The picture on cable Internet access is not quite as clear (pun more or less intended), but the number of municipalities that have more than one viable cable company can probably be counted on one hand. Here in my part of the world, the once well-heeled RCN is struggling, a victim of the capital markets and the huge expense of duplicating somebody else's existing infrastructure. (What were they thinking?) With cities' hands tied (by the same Telecommunications Act) when it comes to controlling the cable monopolies within their midst, with rates for basic service reaching new highs while the regulatory bodies look the other way, and with consolidation of the nation's cable systems into a mere handful of companies like AT&T, Viacom/CBS/Infinity, and AOL/Time Warner/Reprise/Elektra/Atlantic/Netscape/CNN, there ain't much motivation to innovate there either.
But what about wireless? Isn't it going to bypass all of this limited technology and make an end run around the monopolies? I don't know about you, but my experience with what's supposed to be state-of-the-art cellular service makes me choke at the thought of trusting my Net connection to the people that built the network my new multimode cell phone communicates with. The thing goes into “Analog Roam” mode (at extra charge, of course) whenever I go into a building with a steel frame, and it won't work at all if I'm in a room with more than one computer (which I am most of the time).
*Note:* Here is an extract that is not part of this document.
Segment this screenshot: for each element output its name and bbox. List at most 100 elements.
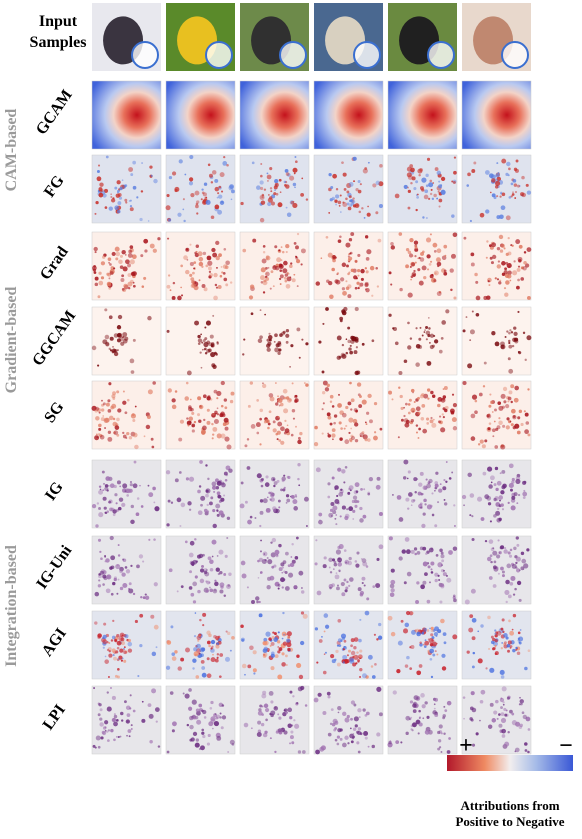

As one recording engineer, who prides himself on his conservative approach to jumping on bandwagons, told me recently, “This has got to be the worst technology I've ever bought into.”
There's one more thing the Internet radio broadcasters haven't quite figured out. In conventional broadcasting, the more listeners you have, the better. One transmitter covers the same geographic area, whether there are 10 or 10 million people tuning in. But the more listeners a Net radio station has, the more expensive it is for them to broadcast, because each streaming server can handle only a finite number of listeners. Who's going to pick up the tab? Good question.
So I'm not holding out great hopes for the Internet to soon become a great medium for delivering high-quality music to large audiences. The stuff available now, with RealAudio and MP3 technology, may well do damage to the record companies (although they seem to be quite capable of shooting off their own toes) and, somewhat more sympathetically, record stores. But it may well happen anyway, and that could end up being a rotten shame, because it's going to give the next generation of listeners a very strange idea of what music is supposed to sound like. Ironically, as we put more bits and channels into our recordings, striving — as we always have — for that next level of realism and listener envelopment, the delivery system is getting crummier and crummier.
It reminds me, sadly, of a magazine ad that Fisher, the early hi-fi maker, used to run that showed a kid looking at a broadcast of an orchestra on a tiny black-and-white TV. The headline read, “Don't let your child grow up thinking this is what a cello sounds like.” That battle isn't over: Let's not let our children think that what's coming out of their computer speakers is all there is to music.
Paul D. Lehrman can still operate at a relatively high bandwidth.